Higher-level interface to ftplib
ftplib in itself is a bit raw, as it leaves details about the protocol for the user to handle. ftptool abstracts that away, and even provides a neat interface for file management.
Connecting & Authenticating
Code says more than words, so let’s look at an example: connecting.
>>> a_host = FTPHost.connect("ftp.python.org", user="foo", password="bar")
connect is a classmethod that lets you create an FTPHost instance with an underlying ftplib.FTP instance.
Working with Directories
Changing Working Directory
Changing and getting the current directory is implemented as a property called current_directory. It is lazy; it won’t ask the server which the current directory is until you ask for it.
Note that since it’s a property, this will actually go one level up:
>>> a_host.current_directory = ".."
Similarly, this will descend into the “foo” directory:
>>> a_host.current_directory = "foo"
In most cases, it’s easier to just specify absolute paths:
>>> a_host.current_directory = "/foo"
current_directory will always be the server-side representation; when you change directory, it ends up sending a CWD and then a PWD to get the result of the operation (since the FTP protocol doesn’t define what the reply text to a CWD is.)
Listing and Walking the Directory Tree
A os.walk interface is implemented for walking the directory tree:
>>> for (dirname, subdirs, files) in a_host.walk("/a_dir"): ... print dirname, "has file(s)", ", ".join(files) ... /a_dir has file(s) foo, bar /a_dir/other_dir has file(s) hello /a_dir/some_dir has file(s)
Just like os.walk, you can remove entries in the subdirs list to avoid descending into them:
>>> for (dirname, subdirs, files) in a_host.walk("/a_dir"): ... for subdir in subdirs: ... if subdir.startswith("other_"): ... subdirs.remove(subdir) ... print dirname, "has file(s)", ", ".join(files) ... /a_dir has file(s) foo, bar /a_dir/some_dir has file(s)
You can non-recursively list a directory using listdir:
>>> a_host.listdir("/a_dir") (['other_dir', 'some_dir'], ['foo', 'bar'])
Creating, Deleting and Renaming
The most simple form of creating a directory is mkdir. You simply give it a directory to create, and so it does:
If you just want to ascertain that a directory is ready, i.e., exists for an upload, you could use makedirs which tries to create every part of the directory, piece by piece.
Would, hypothetically, create a_new_dir and other_new_dir.
ftptool implements it by first trying to change directory into the given path, to see if it exists, and then changes back.

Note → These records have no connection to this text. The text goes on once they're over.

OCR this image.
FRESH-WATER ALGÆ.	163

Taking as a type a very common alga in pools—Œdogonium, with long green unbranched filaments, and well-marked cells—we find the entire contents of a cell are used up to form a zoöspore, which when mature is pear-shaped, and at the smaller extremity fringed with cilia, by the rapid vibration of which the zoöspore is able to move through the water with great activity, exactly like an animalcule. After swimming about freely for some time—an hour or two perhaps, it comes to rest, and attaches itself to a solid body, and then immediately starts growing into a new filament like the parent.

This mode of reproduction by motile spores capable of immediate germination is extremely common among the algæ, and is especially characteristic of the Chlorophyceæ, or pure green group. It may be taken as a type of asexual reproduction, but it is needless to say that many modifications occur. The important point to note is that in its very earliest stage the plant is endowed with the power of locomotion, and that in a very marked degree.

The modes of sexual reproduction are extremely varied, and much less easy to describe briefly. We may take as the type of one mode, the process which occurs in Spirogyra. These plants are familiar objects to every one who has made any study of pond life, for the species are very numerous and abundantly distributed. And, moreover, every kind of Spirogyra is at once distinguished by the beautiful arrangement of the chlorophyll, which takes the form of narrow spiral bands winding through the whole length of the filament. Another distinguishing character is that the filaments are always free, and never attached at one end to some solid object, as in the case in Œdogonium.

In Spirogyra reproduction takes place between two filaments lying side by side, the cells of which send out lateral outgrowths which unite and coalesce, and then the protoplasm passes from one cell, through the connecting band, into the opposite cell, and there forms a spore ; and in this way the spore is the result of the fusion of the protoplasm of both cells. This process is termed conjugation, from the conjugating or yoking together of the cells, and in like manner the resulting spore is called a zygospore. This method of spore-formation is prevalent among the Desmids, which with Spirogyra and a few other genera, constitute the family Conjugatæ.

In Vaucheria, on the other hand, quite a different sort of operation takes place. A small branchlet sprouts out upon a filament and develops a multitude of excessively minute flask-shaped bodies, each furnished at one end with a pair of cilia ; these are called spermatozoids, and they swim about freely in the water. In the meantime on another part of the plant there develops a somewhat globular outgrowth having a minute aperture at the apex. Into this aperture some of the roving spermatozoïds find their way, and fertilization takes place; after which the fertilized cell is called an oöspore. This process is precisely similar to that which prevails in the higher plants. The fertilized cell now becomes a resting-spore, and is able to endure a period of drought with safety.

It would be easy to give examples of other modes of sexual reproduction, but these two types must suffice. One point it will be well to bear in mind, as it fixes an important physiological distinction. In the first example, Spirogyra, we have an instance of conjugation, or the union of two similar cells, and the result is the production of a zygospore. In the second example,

If it does, it simply returns, otherwise it creates the directories piece by piece.
Using the File Proxy
Files in ftptool are implemented using proxy objects called FTPFileProxy. They represent a file on a remote host. Using them is easy as pie!
>>> a_host.file_proxy("/a_dir/foo").download_to_str() 'This is the file "foo".' >>> a_host.file_proxy("/a_dir/new_file").upload_from_str("Hello world!")
The Three Upload & Download Methods
ftptool provides three ways of uploading or downloading files: * to/from_str: using a str object, * to/from_file: using a filename, * and the default: using a file-like object.
>>> f = a_host.file_proxy("/foo.txt")
You could upload and download from str using these two:
>>> f.upload_from_str("Hi!") >>> f.download_to_str() 'Hi!'
And using a filename like this:
>>> f.upload_from_file("/etc/motd") >>> f.download_to_file("/tmp/motd")
And lastly, using file-like objects:
>>> f.upload(StringIO("Test!")) >>> fp = StringIO() >>> f.download(fp) >>> fp.getvalue() 'Test!'
Renaming is a method of the file proxies, called rename. It returns a new file proxy for the renamed-to file, so the common pattern will be:
>>> a_file = a_host.file_proxy("hello_world") >>> a_file = a_file.rename("foobar")
This will issue a rename command, too, so a_file will essentially be the same as before, with a new name and a new instance ID.
Deleting a file is much like renaming it: it’s a method of the file proxies, called delete. It, however, doesn’t have a meaningful return value.
ftptool supports two types of mirroring: local to remote, and remote to local. As in, it can download a whole directory and all descendants into a local directory, for you to play with. It can also upload a whole directory to a remote host.
The first one, downloading, is called mirror_to_local. It’s used like so:
>>> a_host.mirror_to_local('/a_dir', 'my_copy_of_a_dir')
The cousin, mirror_to_remote, has the same signature; source first, then destination.
>>> a_host.mirror_to_remote('my_copy_of_a_dir', '/a_dir')
If the local working directory is the one you want to upload, you can just give mirror_to_remote an empty string or a dot.